Conditional moments of noncausal alpha-stable processes and the prediction of bubble crash odds (1805.05397v4)

Abstract: Noncausal, or anticipative, heavy-tailed processes generate trajectories featuring locally explosive episodes akin to speculative bubbles in financial time series data. For $(X_t)$ a two-sided infinite $\alpha$-stable moving average (MA), conditional moments up to integer order four are shown to exist provided $(X_t)$ is anticipative enough, despite the process featuring infinite marginal variance. Formulae of these moments at any forecast horizon under any admissible parameterisation are provided. Under the assumption of errors with regularly varying tails, closed-form formulae of the predictive distribution during explosive bubble episodes are obtained and expressions of the ex ante crash odds at any horizon are available. It is found that the noncausal autoregression of order 1 (AR(1)) with AR coefficient $\rho$ and tail exponent $\alpha$ generates bubbles whose survival distributions are geometric with parameter $\rho^{\alpha}$. This property extends to bubbles with arbitrarily-shaped collapse after the peak, provided the inflation phase is noncausal AR(1)-like.

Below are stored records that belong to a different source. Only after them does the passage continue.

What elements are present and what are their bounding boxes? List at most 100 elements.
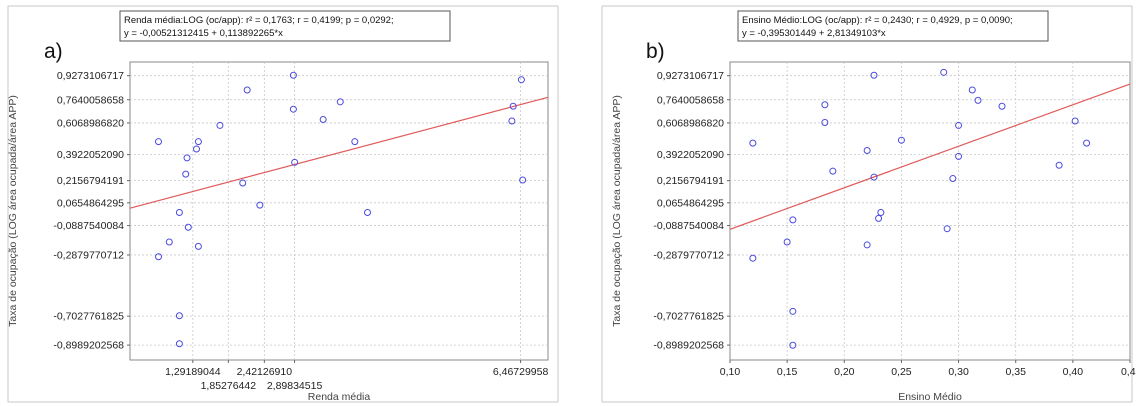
- stats-line-1: Ensino Médio:LOG (oc/app): r² = 0,2430; …: [742, 15, 1013, 26]
- data-point: [175, 208, 183, 216]
- y-tick-label: -0,0887540084: [53, 220, 124, 232]
- data-point: [351, 138, 359, 146]
- data-point: [877, 208, 885, 216]
- data-point: [239, 179, 247, 187]
- x-tick-label: 6,46729958: [493, 366, 549, 378]
- y-tick-label: -0,0887540084: [653, 220, 724, 232]
- scatter-chart-a: 0,9273106717 0,7640058658 0,6068986820 0,39…: [7, 5, 559, 403]
- data-point: [955, 152, 963, 160]
- data-point: [175, 340, 183, 348]
- data-point: [291, 158, 299, 166]
- data-point: [998, 102, 1006, 110]
- data-point: [897, 136, 905, 144]
- data-point: [829, 167, 837, 175]
- y-tick-label: 0,7640058658: [657, 94, 724, 106]
- stats-line-2: y = -0,395301449 + 2,81349103*x: [742, 28, 886, 39]
- data-point: [783, 238, 791, 246]
- data-point: [789, 216, 797, 224]
- x-tick-label: 0,15: [777, 366, 798, 378]
- data-point: [749, 254, 757, 262]
- data-point: [182, 170, 190, 178]
- y-tick-label: 0,9273106717: [657, 70, 724, 82]
- x-tick-label: 0,35: [1005, 366, 1026, 378]
- data-point: [1055, 161, 1063, 169]
- y-axis-title: Taxa de ocupação (LOG área ocupada/área …: [611, 95, 623, 327]
- data-point: [289, 71, 297, 79]
- data-point: [870, 173, 878, 181]
- data-point: [974, 96, 982, 104]
- plot-area: [729, 61, 1131, 361]
- x-tick-label: 0,10: [720, 366, 741, 378]
- x-tick-label: 2,89834515: [267, 380, 323, 392]
- data-point: [863, 147, 871, 155]
- data-point: [870, 71, 878, 79]
- data-point: [216, 121, 224, 129]
- data-point: [319, 116, 327, 124]
- data-point: [1083, 139, 1091, 147]
- stats-line-1: Renda média:LOG (oc/app): r² = 0,1763; r…: [124, 15, 394, 26]
- data-point: [175, 312, 183, 320]
- data-point: [875, 214, 883, 222]
- data-point: [194, 138, 202, 146]
- data-point: [194, 242, 202, 250]
- data-point: [517, 76, 525, 84]
- data-point: [519, 176, 527, 184]
- data-point: [749, 139, 757, 147]
- data-point: [940, 68, 948, 76]
- scatter-chart-b: 0,9273106717 0,7640058658 0,6068986820 0,39…: [601, 5, 1136, 403]
- panel-letter: a): [44, 40, 63, 63]
- y-tick-label: 0,3922052090: [57, 149, 124, 161]
- x-tick-label: 0,25: [891, 366, 912, 378]
- y-tick-label: 0,2156794191: [57, 175, 124, 187]
- data-point: [155, 138, 162, 146]
- y-tick-label: 0,3922052090: [657, 149, 724, 161]
- data-point: [949, 175, 957, 183]
- x-tick-label: 0,30: [948, 366, 969, 378]
- data-point: [789, 341, 797, 349]
- data-point: [508, 117, 516, 125]
- data-point: [165, 238, 173, 246]
- x-tick-label: 0,40: [1063, 366, 1084, 378]
- data-point: [509, 102, 517, 110]
- y-tick-label: -0,7027761825: [653, 311, 724, 323]
- y-tick-label: 0,6068986820: [657, 117, 724, 129]
- x-tick-label: 0,4(: [1121, 366, 1136, 378]
- regression-line: [729, 83, 1131, 230]
- data-point: [968, 86, 976, 94]
- data-point: [789, 307, 797, 315]
- y-tick-label: 0,9273106717: [57, 70, 124, 82]
- data-point: [943, 225, 951, 233]
- data-point: [364, 208, 371, 216]
- y-tick-label: -0,7027761825: [53, 311, 124, 323]
- y-tick-label: -0,8989202568: [653, 340, 724, 352]
- y-tick-label: 0,0654864295: [657, 197, 724, 209]
- x-tick-label: 1,29189044: [165, 366, 221, 378]
- x-tick-label: 1,85276442: [201, 380, 257, 392]
- data-point: [821, 101, 829, 109]
- y-tick-label: 0,7640058658: [57, 94, 124, 106]
- y-axis-title: Taxa de ocupação (LOG área ocupada/área …: [7, 95, 19, 327]
- data-point: [289, 105, 297, 113]
- y-tick-label: 0,0654864295: [57, 197, 124, 209]
- plot-area: [129, 61, 549, 361]
- y-tick-label: -0,2879770712: [653, 249, 724, 261]
- y-tick-label: -0,2879770712: [53, 249, 124, 261]
- data-point: [184, 223, 192, 231]
- data-point: [183, 154, 191, 162]
- stats-box: [119, 10, 451, 42]
- data-point: [1071, 117, 1079, 125]
- x-axis-title: Ensino Médio: [898, 391, 962, 403]
- stats-box: [737, 10, 1049, 42]
- x-axis-title: Renda média: [308, 391, 371, 403]
- data-point: [955, 121, 963, 129]
- data-point: [256, 201, 264, 209]
- x-tick-label: 0,20: [834, 366, 855, 378]
- data-point: [243, 86, 251, 94]
- y-tick-label: 0,6068986820: [57, 117, 124, 129]
- data-point: [336, 98, 344, 106]
- y-tick-label: 0,2156794191: [657, 175, 724, 187]
- chart-panel-b: 0,9273106717 0,7640058658 0,6068986820 0,39…: [598, 0, 1136, 406]
- data-point: [193, 145, 200, 153]
- y-tick-label: -0,8989202568: [53, 340, 124, 352]
- chart-panel-a: 0,9273106717 0,7640058658 0,6068986820 0,39…: [0, 0, 566, 406]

It appears that mixed causal-noncausal processes generate explosive episodes with dynamics `a la Blanchard and Watson (1982) which could reconcile rational bubbles with tail exponents greater than 1. Applications of the conditional moments to bubble modelling by noncausal processes are discussed and the use of the closed-form crash odds is illustrated on the Nasdaq and S&P500 series.